In vivo and in vitro biophysical properties of hair cells from the lateral line and inner ear of developing and adult zebrafish.

Hair cells detect and process sound and movement information, and transmit this with remarkable precision and efficiency to afferent neurons via specialized ribbon synapses. The zebrafish is emerging as a powerful model for genetic analysis of hair cell development and function both in vitro and in vivo. However, the full exploitation of the zebrafish is currently limited by the difficulty in performing systematic electrophysiological recordings from hair cells under physiological recording conditions. Thus, the biophysical properties of developing and adult zebrafish hair cells are largely unknown. We investigated potassium and calcium currents, voltage responses and synaptic activity in hair cells from the lateral line and inner ear in vivo and using near-physiological in vitro recording conditions.
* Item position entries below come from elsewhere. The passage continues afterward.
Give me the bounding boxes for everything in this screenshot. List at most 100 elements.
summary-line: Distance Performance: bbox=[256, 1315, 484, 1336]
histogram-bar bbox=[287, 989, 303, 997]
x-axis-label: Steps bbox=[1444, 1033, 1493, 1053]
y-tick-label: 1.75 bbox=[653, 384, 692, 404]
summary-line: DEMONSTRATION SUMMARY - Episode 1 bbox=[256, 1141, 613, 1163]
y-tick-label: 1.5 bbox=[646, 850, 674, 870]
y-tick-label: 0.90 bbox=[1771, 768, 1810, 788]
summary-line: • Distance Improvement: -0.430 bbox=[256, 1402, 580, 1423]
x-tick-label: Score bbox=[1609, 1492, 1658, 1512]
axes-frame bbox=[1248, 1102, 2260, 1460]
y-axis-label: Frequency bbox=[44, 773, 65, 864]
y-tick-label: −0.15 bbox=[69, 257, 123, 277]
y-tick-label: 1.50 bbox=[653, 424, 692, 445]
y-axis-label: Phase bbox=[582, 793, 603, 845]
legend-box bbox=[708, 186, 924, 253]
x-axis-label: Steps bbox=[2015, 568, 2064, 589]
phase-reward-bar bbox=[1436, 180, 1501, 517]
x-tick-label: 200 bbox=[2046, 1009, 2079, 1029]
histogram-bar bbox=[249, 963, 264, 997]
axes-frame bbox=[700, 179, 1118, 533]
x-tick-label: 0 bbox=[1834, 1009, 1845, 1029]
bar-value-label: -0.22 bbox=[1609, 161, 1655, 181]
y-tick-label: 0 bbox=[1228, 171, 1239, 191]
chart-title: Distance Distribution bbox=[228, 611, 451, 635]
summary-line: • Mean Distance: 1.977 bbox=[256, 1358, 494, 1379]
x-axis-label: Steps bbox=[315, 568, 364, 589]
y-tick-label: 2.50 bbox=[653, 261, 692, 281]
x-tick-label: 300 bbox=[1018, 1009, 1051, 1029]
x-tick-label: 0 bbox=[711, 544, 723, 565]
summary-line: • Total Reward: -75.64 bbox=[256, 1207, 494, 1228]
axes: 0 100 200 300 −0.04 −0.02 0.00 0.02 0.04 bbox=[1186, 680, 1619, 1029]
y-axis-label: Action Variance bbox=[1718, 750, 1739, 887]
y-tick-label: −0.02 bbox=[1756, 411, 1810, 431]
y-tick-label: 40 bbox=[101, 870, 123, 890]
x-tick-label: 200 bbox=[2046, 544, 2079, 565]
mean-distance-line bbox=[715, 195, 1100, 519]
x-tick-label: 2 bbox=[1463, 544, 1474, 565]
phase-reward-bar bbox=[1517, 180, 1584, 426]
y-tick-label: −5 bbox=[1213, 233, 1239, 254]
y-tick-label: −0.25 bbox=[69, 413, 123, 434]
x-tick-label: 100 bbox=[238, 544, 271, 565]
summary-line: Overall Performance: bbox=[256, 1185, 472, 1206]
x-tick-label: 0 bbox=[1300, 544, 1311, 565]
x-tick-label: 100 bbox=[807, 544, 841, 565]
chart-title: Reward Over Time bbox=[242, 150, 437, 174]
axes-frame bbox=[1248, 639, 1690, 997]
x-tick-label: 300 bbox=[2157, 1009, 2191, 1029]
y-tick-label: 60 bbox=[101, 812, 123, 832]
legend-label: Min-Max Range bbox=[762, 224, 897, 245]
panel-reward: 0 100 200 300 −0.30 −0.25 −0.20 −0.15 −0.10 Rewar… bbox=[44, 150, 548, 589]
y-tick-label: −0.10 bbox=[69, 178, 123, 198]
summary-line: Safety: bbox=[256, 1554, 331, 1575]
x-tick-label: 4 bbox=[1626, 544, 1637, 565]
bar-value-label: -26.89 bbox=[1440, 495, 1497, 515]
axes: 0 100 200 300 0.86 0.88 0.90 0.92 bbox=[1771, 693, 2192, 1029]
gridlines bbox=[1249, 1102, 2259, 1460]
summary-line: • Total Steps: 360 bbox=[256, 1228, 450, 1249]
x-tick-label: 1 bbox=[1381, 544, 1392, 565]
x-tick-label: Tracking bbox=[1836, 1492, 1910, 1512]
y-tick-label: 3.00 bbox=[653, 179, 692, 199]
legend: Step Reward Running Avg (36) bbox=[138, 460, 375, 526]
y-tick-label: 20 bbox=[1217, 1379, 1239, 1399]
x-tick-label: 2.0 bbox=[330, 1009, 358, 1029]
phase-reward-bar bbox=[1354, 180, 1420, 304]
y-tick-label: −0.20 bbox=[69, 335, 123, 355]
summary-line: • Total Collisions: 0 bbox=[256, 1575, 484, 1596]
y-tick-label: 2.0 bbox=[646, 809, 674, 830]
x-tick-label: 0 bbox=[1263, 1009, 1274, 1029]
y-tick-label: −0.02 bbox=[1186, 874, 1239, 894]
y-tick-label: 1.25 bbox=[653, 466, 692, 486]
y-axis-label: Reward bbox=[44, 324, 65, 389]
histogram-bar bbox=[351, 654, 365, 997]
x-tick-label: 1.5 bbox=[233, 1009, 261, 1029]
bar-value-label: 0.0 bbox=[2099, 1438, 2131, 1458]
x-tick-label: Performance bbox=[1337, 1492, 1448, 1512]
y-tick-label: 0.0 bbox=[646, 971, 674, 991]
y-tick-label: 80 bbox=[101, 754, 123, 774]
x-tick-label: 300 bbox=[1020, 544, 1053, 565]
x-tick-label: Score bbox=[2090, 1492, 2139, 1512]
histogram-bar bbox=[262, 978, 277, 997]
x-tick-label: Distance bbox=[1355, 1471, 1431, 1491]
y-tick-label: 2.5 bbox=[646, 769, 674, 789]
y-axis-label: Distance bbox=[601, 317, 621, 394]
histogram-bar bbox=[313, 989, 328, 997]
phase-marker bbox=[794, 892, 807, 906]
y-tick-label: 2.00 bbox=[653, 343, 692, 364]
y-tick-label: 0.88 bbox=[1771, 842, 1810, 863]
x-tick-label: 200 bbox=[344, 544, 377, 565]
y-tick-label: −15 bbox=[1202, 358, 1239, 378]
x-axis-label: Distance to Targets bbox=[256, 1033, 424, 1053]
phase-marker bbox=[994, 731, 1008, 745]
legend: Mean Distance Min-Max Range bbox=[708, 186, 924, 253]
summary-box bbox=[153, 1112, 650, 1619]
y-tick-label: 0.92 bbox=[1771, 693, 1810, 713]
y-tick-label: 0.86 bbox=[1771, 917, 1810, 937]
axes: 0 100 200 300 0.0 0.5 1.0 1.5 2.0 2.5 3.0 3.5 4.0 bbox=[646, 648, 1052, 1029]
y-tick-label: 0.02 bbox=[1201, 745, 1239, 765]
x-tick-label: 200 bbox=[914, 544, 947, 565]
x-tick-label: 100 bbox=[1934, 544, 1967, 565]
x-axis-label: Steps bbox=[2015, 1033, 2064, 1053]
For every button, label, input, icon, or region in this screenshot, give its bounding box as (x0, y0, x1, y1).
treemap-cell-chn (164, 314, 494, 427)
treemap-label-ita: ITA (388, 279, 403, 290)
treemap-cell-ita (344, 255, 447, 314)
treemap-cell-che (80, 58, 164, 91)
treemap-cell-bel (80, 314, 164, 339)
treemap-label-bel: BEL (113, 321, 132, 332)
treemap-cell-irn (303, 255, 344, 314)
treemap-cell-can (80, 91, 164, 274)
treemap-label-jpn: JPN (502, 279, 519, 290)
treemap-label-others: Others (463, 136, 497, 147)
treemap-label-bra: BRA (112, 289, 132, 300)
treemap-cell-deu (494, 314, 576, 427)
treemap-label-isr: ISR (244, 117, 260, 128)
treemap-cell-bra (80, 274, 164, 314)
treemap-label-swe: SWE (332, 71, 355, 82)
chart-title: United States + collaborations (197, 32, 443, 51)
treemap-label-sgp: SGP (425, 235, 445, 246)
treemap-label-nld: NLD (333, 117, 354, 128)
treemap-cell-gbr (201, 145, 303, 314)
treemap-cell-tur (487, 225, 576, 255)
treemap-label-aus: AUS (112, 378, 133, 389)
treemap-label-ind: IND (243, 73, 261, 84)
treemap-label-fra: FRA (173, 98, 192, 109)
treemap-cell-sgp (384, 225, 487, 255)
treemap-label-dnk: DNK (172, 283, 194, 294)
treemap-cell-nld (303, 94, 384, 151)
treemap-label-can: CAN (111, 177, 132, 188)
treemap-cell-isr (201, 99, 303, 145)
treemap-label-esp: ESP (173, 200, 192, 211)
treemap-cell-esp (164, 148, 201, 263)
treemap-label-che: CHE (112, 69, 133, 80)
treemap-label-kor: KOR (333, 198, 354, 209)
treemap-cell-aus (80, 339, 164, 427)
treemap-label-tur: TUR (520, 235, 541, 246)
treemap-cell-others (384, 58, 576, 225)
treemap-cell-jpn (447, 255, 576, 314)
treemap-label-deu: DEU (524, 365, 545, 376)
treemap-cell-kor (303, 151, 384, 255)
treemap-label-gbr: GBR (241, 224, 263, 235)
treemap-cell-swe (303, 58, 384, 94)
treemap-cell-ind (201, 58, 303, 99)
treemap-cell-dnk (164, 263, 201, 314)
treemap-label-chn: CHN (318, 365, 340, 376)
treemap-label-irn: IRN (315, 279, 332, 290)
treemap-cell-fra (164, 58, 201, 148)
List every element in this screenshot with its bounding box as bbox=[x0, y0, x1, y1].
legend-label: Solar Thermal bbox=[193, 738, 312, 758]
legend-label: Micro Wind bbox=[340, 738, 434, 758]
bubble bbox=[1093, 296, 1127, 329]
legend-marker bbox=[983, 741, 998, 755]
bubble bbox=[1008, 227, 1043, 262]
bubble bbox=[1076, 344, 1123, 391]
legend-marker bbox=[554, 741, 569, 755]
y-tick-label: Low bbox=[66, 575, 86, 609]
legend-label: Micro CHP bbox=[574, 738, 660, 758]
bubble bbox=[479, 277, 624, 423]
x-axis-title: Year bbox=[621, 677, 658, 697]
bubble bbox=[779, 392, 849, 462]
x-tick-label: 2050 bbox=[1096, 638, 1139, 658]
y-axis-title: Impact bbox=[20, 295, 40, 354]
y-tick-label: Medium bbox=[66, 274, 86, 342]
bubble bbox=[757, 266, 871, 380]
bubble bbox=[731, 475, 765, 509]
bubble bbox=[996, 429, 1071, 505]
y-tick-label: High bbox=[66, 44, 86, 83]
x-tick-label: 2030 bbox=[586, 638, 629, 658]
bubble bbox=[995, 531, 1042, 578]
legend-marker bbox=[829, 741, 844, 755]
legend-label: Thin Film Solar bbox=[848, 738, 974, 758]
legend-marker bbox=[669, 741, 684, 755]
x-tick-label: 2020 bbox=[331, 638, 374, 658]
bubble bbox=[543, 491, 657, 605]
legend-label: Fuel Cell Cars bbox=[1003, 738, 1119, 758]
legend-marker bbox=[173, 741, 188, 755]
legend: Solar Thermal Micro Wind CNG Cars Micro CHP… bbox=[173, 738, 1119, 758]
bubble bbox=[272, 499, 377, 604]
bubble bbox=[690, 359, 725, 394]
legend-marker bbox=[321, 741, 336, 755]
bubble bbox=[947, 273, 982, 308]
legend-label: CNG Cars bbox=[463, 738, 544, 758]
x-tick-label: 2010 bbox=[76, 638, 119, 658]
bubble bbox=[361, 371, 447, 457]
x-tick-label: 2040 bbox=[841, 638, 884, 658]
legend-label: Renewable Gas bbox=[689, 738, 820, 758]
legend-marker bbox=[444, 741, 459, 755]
We found that the basolateral current profile of hair cells from the lateral line becomes more segregated with age, with cells positioned in the centre of the neuromast showing more mature characteristics and those towards the edge retaining a more immature phenotype. The proportion of mature-like hair cells within a given neuromast increased with zebrafish development. A developmental change in current profile was also seen in hair cells from the inner ear between juvenile and adult zebrafish. In lateral line hair cells from juvenile zebrafish, exocytosis also became more efficient, needing less calcium for vesicle fusion. In hair cells from mature zebrafish, the biophysical characteristics of ion channels and exocytosis resembled those of hair cells from other lower vertebrates and, to some extent, those in the immature mammalian vestibular and auditory systems. We show that whilst the zebrafish provides a suitable animal model for studies on hair cell physiology, it is advisable to consider that the age at which the majority of hair cells acquire a mature-type configuration is only reached in the juvenile lateral line and in the inner ear from >2 months after hatching.